Hay quienes señalan que se hizo una buena inversión, pero, también hay verdades amargas. Nuestro país derrochó 37 millones, o sea, el Papa por cuatro días costó casi la mitad de lo que cuesta la selección peruana. Con ese dineral se pudo construir 5 escuelas para niños pobres en abandono o destinar para la recuperación de niños del trabajo infantil, de la prostitución y la trata de personas en Madre de Dios. En las narices de aquellos niños, el papa Francisco llegaba con una sonrisa ferviente, escoltada por varios aviones; mientras ellas, presas del temor y la pobreza mordían sus tripas, porque el papa les quitó el pan de sus bocas. Y Galeano no se equivocó cuando decía: “El mundo trata a los niños pobres como si fueran basura, para que se conviertan en basura”; tuvo mucha razón para pensar de esa manera, pues, ahora vemos que es una cruda realidad. Dicen ser representantes de Dios, cuando en sus ojos nos quitan el pan de la boca y nos roban a mano desarmada nuestras esperanzas de, por lo menos, probar un trozo de pan. Si el papa fuera pobre y llegaría caminando hasta el borde de las cordilleras donde anidan las vicuñas, sin importarle su hambre, su salud, ni su tiempo, juro que caería de rodillas ante él, y ante la iglesia católica; también si todos los curas murieran por nosotros así como Jesús, en la historia que nos contaron.
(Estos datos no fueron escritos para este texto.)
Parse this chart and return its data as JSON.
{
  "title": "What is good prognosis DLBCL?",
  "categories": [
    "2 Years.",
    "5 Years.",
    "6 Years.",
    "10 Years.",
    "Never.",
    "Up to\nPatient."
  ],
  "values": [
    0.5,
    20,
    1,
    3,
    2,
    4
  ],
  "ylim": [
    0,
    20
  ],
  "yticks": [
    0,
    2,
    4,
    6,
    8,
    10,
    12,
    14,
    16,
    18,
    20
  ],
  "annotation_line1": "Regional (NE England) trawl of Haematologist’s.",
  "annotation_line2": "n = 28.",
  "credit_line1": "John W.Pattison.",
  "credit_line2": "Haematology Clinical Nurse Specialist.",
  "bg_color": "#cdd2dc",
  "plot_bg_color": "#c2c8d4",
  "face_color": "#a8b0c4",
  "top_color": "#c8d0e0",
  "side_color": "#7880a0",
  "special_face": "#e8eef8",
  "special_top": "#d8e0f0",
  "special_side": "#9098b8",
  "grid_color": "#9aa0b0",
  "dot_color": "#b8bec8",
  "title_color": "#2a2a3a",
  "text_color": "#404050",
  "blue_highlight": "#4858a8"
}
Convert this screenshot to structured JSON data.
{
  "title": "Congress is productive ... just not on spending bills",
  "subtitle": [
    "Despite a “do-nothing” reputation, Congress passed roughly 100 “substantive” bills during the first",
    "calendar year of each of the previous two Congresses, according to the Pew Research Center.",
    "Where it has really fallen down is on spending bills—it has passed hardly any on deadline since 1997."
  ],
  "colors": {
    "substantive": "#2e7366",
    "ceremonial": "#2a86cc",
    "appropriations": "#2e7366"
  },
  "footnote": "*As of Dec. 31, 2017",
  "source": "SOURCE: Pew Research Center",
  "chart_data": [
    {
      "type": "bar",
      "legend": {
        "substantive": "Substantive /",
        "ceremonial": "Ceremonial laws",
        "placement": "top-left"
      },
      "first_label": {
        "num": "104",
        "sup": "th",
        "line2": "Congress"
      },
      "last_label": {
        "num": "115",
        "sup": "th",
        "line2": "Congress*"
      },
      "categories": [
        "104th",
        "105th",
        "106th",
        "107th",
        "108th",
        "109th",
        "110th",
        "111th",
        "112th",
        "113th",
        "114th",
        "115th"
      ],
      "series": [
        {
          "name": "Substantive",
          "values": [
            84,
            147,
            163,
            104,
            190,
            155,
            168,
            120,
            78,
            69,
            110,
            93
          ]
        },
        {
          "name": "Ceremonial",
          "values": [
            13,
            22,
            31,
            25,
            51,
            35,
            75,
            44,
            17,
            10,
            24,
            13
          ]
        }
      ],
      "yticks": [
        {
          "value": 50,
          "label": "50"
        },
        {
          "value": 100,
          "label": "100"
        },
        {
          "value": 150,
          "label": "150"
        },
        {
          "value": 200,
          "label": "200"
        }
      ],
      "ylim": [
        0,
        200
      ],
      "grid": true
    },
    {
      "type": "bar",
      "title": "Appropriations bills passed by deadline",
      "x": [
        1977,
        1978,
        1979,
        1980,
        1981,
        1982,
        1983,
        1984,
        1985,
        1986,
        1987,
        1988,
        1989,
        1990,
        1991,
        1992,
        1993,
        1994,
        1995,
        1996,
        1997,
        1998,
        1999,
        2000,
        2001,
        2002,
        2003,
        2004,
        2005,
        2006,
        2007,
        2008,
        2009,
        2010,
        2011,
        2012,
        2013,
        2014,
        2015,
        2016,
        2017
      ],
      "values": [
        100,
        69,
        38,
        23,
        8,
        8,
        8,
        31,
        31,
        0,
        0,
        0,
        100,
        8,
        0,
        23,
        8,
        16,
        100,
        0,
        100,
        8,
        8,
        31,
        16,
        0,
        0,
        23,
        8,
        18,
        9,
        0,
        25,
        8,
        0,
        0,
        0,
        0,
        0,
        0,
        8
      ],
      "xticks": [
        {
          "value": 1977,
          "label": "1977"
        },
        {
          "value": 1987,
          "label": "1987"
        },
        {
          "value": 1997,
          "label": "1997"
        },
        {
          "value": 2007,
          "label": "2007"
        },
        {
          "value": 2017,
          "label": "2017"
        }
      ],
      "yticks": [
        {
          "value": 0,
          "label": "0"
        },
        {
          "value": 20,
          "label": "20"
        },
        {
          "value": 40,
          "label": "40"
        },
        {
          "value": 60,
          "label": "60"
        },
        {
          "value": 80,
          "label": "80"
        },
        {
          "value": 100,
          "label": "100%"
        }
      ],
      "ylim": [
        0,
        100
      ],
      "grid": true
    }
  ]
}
¿Los niños pobres y la naturaleza habrán recibido algún beneficio por la llegada del papa? Pero, ¿qué clase de familias se beneficiaron? ¿Cómo se beneficiaron? Obviamente, los grandes y medianos empresarios, quienes no son los necesitados; pero según el gobierno dieron trabajo a muchos peruanos sin trabajo. ¿Hubo empleos para los pobres que no ganan ni 10 centavos al mes? ¿Se beneficiaron los niños que trabajan? ¿Cómo se beneficiaron si está prohibido el trabajo infantil? ¿Se generó movimiento económico? Sí, no obstante, para los pobres con cuatro o cinco carros, mientras, aquellos agricultores y ganaderos de los andes, de la selva recóndita y del desierto; quienes al año, ni siquiera logran alcanzar el sueldo mínimo de un mes se muerden sus dedos clamando amor y solidaridad entre cordilleras desoladas, en donde el papa no existe para ellos. A veces, no comen siquiera con tal de alimentar a sus progenitores. El único subsidio es la hoja de coca con la que sustentan sus días y años, para ellos no existen los 37 millones de soles, ni en más de cinco siglos de subsistencia. Por lo menos, un millón por región hubiera sido un alivio para curar las heridas de la pobreza en la que están sumidas y para que sientan que alguna vez un Presidente de la República se acordó de ellos. Para ellos no existen las autoridades, menos el papa, porque en vez de apoyarlos con algún incentivo del dineral que recauda la iglesia católica, los quitan. Si trajeran un pan, caería como una gota de agua entre el desierto para nosotros, balbucean algunos de esos hombres que no conocen ni la forma de un zapato.

Concluyo con esta reflexión de Eduardo Galeano: “La civilización que confunde a los relojes con el tiempo, al crecimiento con el desarrollo y a lo grandote con la grandeza, también confunde a la naturaleza con el paisaje…” y yo diría al papa con Dios.